Fazer esporte no Brasil não é nada fácil. Se você não for de um grande clube de futebol, provavelmente ganhará muito pouco ou zero de direitos de transmissão (pelo contrário, é bem capaz de ter que pagar para isso, mesmo que sejam somente os custos); a receita de bilheteria tende a ser irrisória, às vezes sequer existe; e os patrocinadores são escassos. Para um atleta em início de carreira ou uma organização de um esporte com pouca visibilidade, as barreiras são ainda maiores. Mas e se fosse possível atrair fãs, torcedores e/ou apoiadores que acreditam no potencial de valorização desses ativos, transformando-os em investidores que vão financiar atletas, eventos, marcas e organizações em troca de participação em receitas futuras?

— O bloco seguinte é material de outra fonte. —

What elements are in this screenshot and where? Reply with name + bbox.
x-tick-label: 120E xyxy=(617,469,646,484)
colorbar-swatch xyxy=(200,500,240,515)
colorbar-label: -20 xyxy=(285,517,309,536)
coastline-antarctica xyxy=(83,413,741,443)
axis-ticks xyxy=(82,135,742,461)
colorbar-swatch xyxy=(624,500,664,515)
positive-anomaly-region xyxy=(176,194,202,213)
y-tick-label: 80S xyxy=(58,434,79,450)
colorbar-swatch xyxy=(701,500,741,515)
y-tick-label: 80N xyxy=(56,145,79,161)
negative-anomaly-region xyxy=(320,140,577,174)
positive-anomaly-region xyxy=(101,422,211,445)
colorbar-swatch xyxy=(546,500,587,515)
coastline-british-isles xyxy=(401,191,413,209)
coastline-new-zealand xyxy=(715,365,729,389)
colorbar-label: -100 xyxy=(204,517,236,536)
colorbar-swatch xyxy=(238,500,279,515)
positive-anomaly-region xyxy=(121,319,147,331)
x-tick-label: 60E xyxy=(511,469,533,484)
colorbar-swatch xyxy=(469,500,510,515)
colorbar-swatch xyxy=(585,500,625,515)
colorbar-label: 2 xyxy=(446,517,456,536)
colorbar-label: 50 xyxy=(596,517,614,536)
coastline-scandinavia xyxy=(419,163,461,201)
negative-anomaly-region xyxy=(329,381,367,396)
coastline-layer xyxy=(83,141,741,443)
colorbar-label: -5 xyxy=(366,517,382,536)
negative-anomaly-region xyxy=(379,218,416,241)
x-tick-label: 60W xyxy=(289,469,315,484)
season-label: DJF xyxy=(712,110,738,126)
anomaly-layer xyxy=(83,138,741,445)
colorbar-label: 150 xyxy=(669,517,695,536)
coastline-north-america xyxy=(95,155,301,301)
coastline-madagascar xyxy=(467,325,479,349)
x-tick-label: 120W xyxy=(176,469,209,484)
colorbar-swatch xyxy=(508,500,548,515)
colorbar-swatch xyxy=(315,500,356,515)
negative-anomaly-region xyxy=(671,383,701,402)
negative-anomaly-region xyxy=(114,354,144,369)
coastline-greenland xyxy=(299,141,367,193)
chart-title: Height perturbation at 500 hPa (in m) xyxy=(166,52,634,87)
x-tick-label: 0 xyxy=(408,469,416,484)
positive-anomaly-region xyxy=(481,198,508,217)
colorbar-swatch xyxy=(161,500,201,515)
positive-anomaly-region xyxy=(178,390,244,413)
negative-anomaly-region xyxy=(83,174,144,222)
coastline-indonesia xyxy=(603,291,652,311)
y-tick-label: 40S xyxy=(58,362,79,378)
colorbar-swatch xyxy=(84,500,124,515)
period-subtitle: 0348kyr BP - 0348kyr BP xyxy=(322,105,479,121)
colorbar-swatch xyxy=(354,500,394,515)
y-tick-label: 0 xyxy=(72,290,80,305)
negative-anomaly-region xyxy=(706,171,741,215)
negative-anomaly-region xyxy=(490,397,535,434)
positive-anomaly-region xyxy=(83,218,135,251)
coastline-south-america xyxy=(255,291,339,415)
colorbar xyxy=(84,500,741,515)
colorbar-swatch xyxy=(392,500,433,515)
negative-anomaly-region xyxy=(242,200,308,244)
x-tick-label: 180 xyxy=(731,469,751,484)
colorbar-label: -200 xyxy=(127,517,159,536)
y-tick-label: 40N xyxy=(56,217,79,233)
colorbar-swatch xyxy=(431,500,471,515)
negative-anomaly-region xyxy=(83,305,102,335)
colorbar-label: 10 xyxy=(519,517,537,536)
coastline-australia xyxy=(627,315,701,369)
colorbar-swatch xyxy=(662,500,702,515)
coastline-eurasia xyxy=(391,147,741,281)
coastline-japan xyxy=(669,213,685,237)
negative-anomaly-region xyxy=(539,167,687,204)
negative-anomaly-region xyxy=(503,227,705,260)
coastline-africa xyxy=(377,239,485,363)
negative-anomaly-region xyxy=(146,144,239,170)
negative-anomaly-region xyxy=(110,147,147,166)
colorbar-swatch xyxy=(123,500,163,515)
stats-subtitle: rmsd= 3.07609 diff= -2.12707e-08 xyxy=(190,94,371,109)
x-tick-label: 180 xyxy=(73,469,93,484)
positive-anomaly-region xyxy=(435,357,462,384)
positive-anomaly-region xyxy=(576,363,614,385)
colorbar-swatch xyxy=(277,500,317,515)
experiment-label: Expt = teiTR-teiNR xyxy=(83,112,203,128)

No quarto e último artigo sobre NFTs e o Futuro no Esporte além dos colecionáveis, escrevo como os tokens não fungíveis podem ser usados para estreitar o relacionamento com os fãs, tornando-os sócios em receitas futuras de patrocínios, produtos oficiais, programas de sócio torcedor, premiações…

Parte 1 — Destravando experiências no mundo físico

Parte 2 — Cripto Sócio Torcedor

Parte 3 — Interoperabilidade, colaboração e liquidez

Fãs como investidores

Antes de desenvolver o assunto, é bom falar que este conceito não é novo. O chamado equity crowdfunding surgiu há alguns anos, permitindo que pessoas físicas investissem em startups early stage em troca de participação nas empresas. Basicamente o que proporei aqui é exatamente nesta linha, porém, ao invés de equity em empresas, as pessoas teriam equity em receitas futuras oriundas do esporte.

Também é bom salientar que não é preciso usar blockchain e NFTs para isso, mas a tecnologia, além da segurança que traz consigo, tem a descentralização que permite dar liquidez a estes tokens ao serem negociados livremente no mercado secundário, garantindo ao investidor a possibilidade de realizar o lucro de seus investimentos com maior facilidade, além de dar ao emissor do token a chance de também ganhar um percentual toda vez que o ativo é revendido.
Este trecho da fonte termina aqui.